I'm not sure about that. There might be some way to formally express the degree of error, but I like jumping to simulations. The Type I error -- rejecting Ho when Ho is actually true -- is slightly inflated. By the time we get to n>30 it's not really by much, but it's a bit above what it should be. This means that using the Z-test when we should use the T-test will conclude a significant result a bit too often.
• If we are assuming that the null hypothesis is true (there is no difference between the two diets), why are we using each of the sample standard deviations separately, as if they are separate populations? If the null hypothesis is true, both samples are taken from the same population. Shouldn't we then take an average of the two standard deviations, or recalculate the standard deviation of the whole n=200 sample? • His critical value Z score is 1.65 because of the 95%. I'm a little confused, because my chart says 95% should be 1.96. Am i using a different chart for something unrelated to z scores? • At , I don't understand why the mean of the sampling dist. is the same as the mean of the population dist.

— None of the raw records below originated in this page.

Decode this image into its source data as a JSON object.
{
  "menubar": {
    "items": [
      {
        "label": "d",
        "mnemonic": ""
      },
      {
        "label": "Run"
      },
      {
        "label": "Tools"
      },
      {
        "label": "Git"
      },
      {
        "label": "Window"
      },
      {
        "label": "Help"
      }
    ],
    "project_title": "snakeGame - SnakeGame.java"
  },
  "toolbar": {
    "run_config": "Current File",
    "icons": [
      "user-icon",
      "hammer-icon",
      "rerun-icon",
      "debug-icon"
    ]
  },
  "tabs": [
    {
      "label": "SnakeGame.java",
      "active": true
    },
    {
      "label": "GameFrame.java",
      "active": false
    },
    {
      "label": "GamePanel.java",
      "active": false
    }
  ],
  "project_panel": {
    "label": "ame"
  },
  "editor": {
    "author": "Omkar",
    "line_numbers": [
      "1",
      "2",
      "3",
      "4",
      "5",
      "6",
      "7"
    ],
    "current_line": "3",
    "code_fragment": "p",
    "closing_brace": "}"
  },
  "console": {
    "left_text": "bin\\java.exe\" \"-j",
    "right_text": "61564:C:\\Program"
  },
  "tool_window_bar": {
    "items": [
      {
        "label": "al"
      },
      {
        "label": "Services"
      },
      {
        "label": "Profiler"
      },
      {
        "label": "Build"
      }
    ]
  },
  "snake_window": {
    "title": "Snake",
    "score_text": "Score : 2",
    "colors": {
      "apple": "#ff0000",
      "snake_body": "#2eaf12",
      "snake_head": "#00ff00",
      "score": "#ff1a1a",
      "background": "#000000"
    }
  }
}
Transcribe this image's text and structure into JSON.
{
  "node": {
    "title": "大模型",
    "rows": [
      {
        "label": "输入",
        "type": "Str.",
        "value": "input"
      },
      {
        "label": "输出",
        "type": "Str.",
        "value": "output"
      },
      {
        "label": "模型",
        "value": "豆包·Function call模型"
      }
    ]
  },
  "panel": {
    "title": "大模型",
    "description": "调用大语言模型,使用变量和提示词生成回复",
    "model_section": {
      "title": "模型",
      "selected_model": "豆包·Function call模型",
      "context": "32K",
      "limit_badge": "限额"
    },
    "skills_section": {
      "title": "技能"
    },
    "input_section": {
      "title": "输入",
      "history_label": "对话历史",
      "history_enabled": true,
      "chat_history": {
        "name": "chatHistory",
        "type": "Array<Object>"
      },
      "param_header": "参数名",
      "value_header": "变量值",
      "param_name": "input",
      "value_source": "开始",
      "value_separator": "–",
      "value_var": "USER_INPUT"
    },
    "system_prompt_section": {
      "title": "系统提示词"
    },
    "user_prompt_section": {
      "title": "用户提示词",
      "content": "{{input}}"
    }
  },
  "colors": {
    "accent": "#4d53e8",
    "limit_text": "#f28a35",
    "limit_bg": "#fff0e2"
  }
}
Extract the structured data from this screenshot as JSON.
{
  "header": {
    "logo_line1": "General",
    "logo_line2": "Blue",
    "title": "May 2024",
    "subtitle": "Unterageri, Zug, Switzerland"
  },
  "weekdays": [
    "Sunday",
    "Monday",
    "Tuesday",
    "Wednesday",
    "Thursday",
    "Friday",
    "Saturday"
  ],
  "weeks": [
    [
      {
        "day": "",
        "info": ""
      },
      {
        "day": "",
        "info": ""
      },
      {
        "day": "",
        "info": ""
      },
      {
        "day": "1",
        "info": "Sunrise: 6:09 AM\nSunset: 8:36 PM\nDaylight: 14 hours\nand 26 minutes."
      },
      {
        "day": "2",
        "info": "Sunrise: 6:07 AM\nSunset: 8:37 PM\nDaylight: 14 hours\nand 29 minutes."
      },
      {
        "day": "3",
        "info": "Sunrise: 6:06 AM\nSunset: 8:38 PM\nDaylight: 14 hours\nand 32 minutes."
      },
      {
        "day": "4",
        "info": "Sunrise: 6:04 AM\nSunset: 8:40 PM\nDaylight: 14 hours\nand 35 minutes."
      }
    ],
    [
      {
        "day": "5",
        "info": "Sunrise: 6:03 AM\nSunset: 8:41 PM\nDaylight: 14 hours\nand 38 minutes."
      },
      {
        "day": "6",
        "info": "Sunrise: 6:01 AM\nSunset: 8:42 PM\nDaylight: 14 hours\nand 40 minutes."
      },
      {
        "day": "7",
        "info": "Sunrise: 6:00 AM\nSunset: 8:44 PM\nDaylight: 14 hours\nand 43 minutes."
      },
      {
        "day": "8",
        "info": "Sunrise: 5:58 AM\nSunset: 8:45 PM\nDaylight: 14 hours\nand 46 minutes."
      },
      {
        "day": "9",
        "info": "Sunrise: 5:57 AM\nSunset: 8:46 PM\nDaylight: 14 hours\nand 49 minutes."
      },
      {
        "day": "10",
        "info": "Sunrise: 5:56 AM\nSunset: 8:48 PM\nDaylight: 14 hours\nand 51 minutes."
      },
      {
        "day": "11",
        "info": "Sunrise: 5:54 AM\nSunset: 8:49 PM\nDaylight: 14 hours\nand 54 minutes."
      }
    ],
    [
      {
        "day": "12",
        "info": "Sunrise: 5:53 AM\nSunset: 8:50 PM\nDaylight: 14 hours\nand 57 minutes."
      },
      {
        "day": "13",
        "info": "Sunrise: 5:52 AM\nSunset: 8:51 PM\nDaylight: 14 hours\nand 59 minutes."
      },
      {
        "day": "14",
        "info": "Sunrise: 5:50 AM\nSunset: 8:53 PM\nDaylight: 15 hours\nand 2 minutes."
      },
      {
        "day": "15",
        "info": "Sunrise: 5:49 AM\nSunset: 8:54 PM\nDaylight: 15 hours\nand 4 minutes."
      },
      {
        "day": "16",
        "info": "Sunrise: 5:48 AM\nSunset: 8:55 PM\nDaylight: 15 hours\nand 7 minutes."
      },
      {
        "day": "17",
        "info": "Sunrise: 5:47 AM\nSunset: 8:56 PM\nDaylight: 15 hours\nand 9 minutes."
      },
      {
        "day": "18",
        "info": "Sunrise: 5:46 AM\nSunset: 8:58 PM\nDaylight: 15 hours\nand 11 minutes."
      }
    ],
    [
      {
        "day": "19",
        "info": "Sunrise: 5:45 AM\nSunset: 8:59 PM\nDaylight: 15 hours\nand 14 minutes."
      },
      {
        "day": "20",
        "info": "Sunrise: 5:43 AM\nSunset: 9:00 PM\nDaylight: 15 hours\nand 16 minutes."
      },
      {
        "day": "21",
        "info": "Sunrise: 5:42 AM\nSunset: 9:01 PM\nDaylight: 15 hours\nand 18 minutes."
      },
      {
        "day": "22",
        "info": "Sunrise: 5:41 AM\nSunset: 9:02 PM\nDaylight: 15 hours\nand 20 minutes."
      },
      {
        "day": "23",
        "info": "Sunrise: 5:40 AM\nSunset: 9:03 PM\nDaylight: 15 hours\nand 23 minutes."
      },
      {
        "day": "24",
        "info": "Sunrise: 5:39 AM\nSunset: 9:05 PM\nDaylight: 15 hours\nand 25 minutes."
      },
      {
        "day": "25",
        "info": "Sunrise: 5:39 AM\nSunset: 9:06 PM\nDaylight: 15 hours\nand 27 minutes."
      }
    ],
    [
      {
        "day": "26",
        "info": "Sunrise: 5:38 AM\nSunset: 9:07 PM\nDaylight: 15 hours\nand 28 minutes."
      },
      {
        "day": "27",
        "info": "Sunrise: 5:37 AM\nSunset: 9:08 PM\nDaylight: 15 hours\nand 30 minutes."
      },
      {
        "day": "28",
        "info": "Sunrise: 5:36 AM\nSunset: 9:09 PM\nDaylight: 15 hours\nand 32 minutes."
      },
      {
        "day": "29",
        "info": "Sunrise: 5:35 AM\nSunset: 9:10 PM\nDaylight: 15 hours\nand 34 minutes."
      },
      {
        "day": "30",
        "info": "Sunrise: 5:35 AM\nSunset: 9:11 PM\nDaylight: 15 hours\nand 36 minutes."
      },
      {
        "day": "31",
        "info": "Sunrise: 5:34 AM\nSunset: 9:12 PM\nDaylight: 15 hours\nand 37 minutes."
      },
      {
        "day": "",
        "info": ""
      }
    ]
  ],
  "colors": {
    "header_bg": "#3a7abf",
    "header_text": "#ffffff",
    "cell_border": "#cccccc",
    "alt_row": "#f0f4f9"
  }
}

Couldn't your sample mean be quite different? I.e. couldn't you draw a sample that had a higher mean than the overall population ?

Or is he saying that the mean of the distribution of all the samples you draw is going to be the same as the mean of the overall population? • Great question. And yes, your last sentence is the correct explanation! This is why inferential stats can be confusing, and why every single word is critical when we talk about means and samples and distributions. As you say, the mean of ONE SAMPLE could be (in fact, almost always IS) different from the population mean. But the mean value of the distribution of all the sample means (phew!) will be the same as the population mean. Of course, you DON'T HAVE "all the sample means", you only have ONE of them (usually)! So the "distribution of all sample means" is usually something we just imagine as a theoretical abstraction. But it's critical to understand what that distribution represents (we have to imagine doing the same experiment many, many times) in order for hypothesis testing to make sense.
• I'm baffled as to why we keep using our original sample standard deviations as estimates for the population SDs (c. ) once we're assuming the null hypothesis. If (and I might be barking up the wrong tree here) the hypothesis is that there's no meaningful difference whatsoever in weight loss effect between the two diets, why should their SDs remain distinct when imagined across the whole population? If the two groups' data are basically identical when viewed globally, shouldn't their SDs be identical too? • because it would lead to same answer. if you sample twice from the same population then the best variance estimator is ((n1-1)var(x1) + (n2-1)var(x2))/(n1+n2-2) ... i know you understand which symbol means what here .. now calculate for variance of difference of means of two iid samples from this population using the just calculated estimate of variance. It is the same thing as what sal does
• On 6.43 sal used the same "The standard deviation of the difference of the sample mean" as the video he used before. But on the last video on this chapter (named "Hypothesis test comparing population proportions), he calculated at new Standard Deviation for the Null Hypothesis. Why didn't he do it here? Where in both cases the Null hypothesis was u1-u2=0. • Hello..
Is it ok, if I use general t-test to solve the same problem? • Why do we state the null hypothesis as `mu_1 - mu_2 = 0` and not simply `mu_1 = mu_2`?